For thousands of years, the world was divided into two groups; peasants, and the aristocracy. But the turn of the twentieth century ushered in an age of meritocracy. And in this world, you were either an ordinary (and still probably manual) worker, or, you were part of a tiny elite, and one of the very few who had an actual career.
This latter group was made up of doctors, lawyers, bank managers and anyone lucky enough to be part of the government, the church or the army. These people were unimpeachably honest, trusted and universally revered.
So, if you wanted to know if, say, the harvest was likely to be delayed this year, or whether or not the great powers were going to go to war, you would ask one of these august gentlemen (they were all men of course).

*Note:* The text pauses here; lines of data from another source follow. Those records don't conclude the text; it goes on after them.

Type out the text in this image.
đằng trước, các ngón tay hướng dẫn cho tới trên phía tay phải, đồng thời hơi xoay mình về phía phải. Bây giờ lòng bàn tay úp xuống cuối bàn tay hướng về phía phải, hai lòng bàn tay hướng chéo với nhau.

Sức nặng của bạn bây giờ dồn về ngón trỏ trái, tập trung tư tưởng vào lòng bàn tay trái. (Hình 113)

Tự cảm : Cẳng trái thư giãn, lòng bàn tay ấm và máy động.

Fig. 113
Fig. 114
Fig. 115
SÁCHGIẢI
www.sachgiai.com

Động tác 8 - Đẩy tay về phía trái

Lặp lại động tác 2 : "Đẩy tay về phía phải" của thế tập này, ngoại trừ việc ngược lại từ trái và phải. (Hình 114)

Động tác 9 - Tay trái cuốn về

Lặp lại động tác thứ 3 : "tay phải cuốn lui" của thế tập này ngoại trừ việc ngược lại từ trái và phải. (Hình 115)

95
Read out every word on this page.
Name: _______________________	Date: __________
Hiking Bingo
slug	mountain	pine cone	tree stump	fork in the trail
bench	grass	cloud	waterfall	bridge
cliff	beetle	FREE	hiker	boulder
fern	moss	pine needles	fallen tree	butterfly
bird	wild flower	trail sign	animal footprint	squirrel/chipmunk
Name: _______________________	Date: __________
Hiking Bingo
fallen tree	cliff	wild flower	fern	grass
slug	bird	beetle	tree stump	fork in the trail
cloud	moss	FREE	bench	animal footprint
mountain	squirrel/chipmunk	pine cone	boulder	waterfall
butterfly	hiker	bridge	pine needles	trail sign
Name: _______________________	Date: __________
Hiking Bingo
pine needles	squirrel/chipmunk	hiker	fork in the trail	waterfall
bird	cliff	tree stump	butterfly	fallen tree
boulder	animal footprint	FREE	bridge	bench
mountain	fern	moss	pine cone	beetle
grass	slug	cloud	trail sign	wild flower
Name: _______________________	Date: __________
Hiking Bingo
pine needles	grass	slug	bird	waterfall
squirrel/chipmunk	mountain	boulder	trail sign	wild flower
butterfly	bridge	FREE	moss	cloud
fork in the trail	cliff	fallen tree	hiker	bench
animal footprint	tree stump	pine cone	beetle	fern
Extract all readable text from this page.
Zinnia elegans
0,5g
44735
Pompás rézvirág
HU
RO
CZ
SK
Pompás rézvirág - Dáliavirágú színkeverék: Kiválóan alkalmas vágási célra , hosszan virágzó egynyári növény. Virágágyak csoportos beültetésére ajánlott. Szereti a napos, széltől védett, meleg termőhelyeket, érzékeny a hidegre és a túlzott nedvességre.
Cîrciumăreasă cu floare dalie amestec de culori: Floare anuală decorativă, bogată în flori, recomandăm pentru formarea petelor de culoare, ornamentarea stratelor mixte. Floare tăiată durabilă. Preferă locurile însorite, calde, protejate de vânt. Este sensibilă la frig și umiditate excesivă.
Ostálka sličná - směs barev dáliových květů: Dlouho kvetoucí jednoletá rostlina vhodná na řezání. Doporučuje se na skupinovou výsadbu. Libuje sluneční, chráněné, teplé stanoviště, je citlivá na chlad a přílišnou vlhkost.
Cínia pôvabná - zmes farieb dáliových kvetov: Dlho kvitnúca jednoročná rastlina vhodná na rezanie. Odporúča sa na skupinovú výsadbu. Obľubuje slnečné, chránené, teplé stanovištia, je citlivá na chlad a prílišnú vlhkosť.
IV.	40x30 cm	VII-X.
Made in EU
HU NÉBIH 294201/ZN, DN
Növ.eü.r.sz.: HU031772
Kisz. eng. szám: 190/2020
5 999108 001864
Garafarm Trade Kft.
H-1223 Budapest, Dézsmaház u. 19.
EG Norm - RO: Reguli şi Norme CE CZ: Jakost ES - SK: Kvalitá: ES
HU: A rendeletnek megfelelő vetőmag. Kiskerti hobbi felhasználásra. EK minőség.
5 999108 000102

And whatever they told you, you would take as writ. And you would then plan for the rest of your year accordingly.
So when Heller’s novel came out in ’61, his depiction of the army was thrillingly subversive and genuinely satirical. The officers in this army were every bit as venal, petty, dim-witted, thin-skinned and self-centred as the ordinary privates forced to carry out their orders and to service their every whim.
But by the time Mike Nichols released his film of the novel, a mere nine years later, in 1970, that world had been turned on its head. The sixties had rendered pillars of society, figures of authority and all institutions, especially the army, hopelessly suspicious.
Now, half a century later, the idea that the army, and of all things, the American army, might once have been respected and even revered, rather than the object of ridicule, seems almost literally unimaginable.
So when the latest Catch 22 depicts a scene in which an army private on the make tries to sell a truck load of clandestinely acquired tomatoes to his superior, it doesn’t read like a caustic critique of universal values subverted by the pursuit of person profit, and the sacrifice of ideals at the altar to capitalism. It just looks like a young guy selling a slightly older guy a few crates of tomatoes.
It all looks sumptuous, and the acting is uniformly superb. And, as wonderful as it is to see Giancarlo Giannini given something grown-up to do, against the backdrop of a pristine and Acadian southern Italy, it lacks any real substance. As Gertrude Stein said so memorably of California, “there’s no there, there “.